Bu sayı için seçtiğimiz “Keratokonusta Kontakt Lens Tedavisine Güncel Bakış” başlıklı derlemede Şengör ve Aydın Kurna, keratokonus tedavisinde kullanılan yumuşak ve rijid gaz-geçirgen lensleri, hibrit ve skleral kontakt lensleri, kişiye özel lensleri, uygulama özelliklerini, karşılaşılan problemleri ve çözümlerini bilimsel literatür eşliğinde ayrıntılı olarak okuyucuya aktarmışlardır (bakınız sayfa 234-244).

Aksay ve ark.’nın “Anne Karnında Katarakt Tanısı Konması ve Takibi” başlıklı olgu sunumunda in-utero 21 haftalıkken ultrasonografide konjenital katarakt tanısı konulan ve medikal abortus yapılan bir fetüste tüm ekzom dizi analizinde, konjenital kataraktla ilişkili CRYBB1 geninde, daha önce gösterilmemiş bir varyant (c755A>G[P.Lys252Arg]) homozigot olarak saptanmıştır. Anne ve babada heterozigot saptanması üzerine izole otozomal resesif konjenital katarakt tanısı konulmuştur (bakınız sayfa 245-247).

İpek ve ark.’nın “İndosiyanin Yeşil Anjiyografi ile Gözlenen Beyaz Nokta Benzeri Koroid Tutulumu ile Seyreden Tek Taraflı Akut Maküler Toksoplazma Koryoretiniti” başlıklı olgu sunumunda sağ gözünde görme azlığı ile başvuran 9 yaşındaki bir erkek çocukta aktif koryoretinit odağı, indosiyanin yeşil anjiyografide lezyon etrafında çok sayıda hiposiyanesan nokta ve OKTA koryokapillaris kesitinde siyah nokta şeklinde defektler saptanmış ve yapılan kan tetkiklerinde Toxoplasma gondii serolojisi pozitif bulunmuştur.

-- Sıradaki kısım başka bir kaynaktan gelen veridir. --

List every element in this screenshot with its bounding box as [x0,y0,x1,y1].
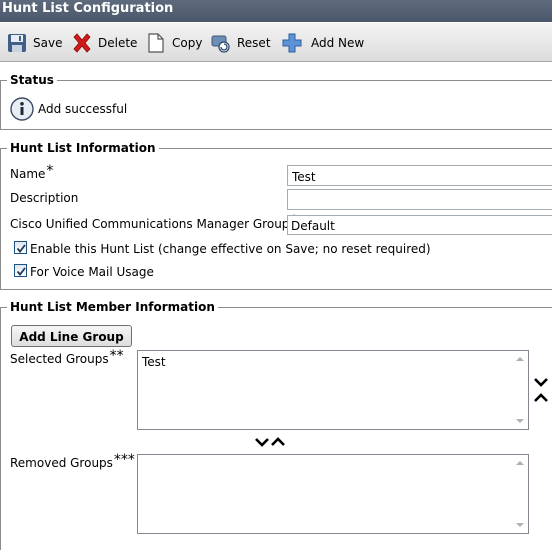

Tedavisi oral trimetoprim-sülfametoksazol, azitromisin ve steroid ile başarılı bir şekilde yapılmıştır (bakınız sayfa 248-251).

Önen ve ark. “Akraba Evliliği Olan Ailede Kız Çocuklarında X’e Bağlı Retinoskizis: Nadir Bir Antite” başlıklı olgu sunumlarında akraba evliliği mevcut anne ve babanın X’e bağlı jüvenil retinoskizis tanısı konulan 3 kız çocuğunun fundus muayenesi, anjiyografi, OKT ve elektroretinografi bulgularını literatür eşliğinde ayrıntılı olarak tartışmışlardır (bakınız sayfa 252-254).

Son olarak, Güngör Kobat ve ark.’nın “İyot ile İlişkili Retinopati: Olgu Sunumu” başlıklı çalışmasında 2 hafta önce başlayan ani görme kaybı olan 39 yaşında erkek hastada retinada ve makülada yaygın hipopigmente ve hiperpigmente odaklar, anjiyografide yaygın pencere defektleri, OKT’de retina pigment epitel üzerinde hiperreflektif birikintiler ve görsel uyarılmış potansiyeller testinde uzamış p100 dalga latansları saptanmış ve yaklaşık 20 gün önce çalıştığı tuz fabrikasında intihar amaçlı yaklaşık 200 mL hafif seyreltilmiş iyot tükettiği öğrenilmiştir. Hastaya iyotla ilişkili retinopati tanısıyla B vitamini ve mikronütrisyon takviyesi verilmiştir (bakınız sayfa 255-257).

Bu sayımızda yayınlanan makalelerin ilginizi çekeceğini ve okumaktan keyif alacağınızı umuyoruz.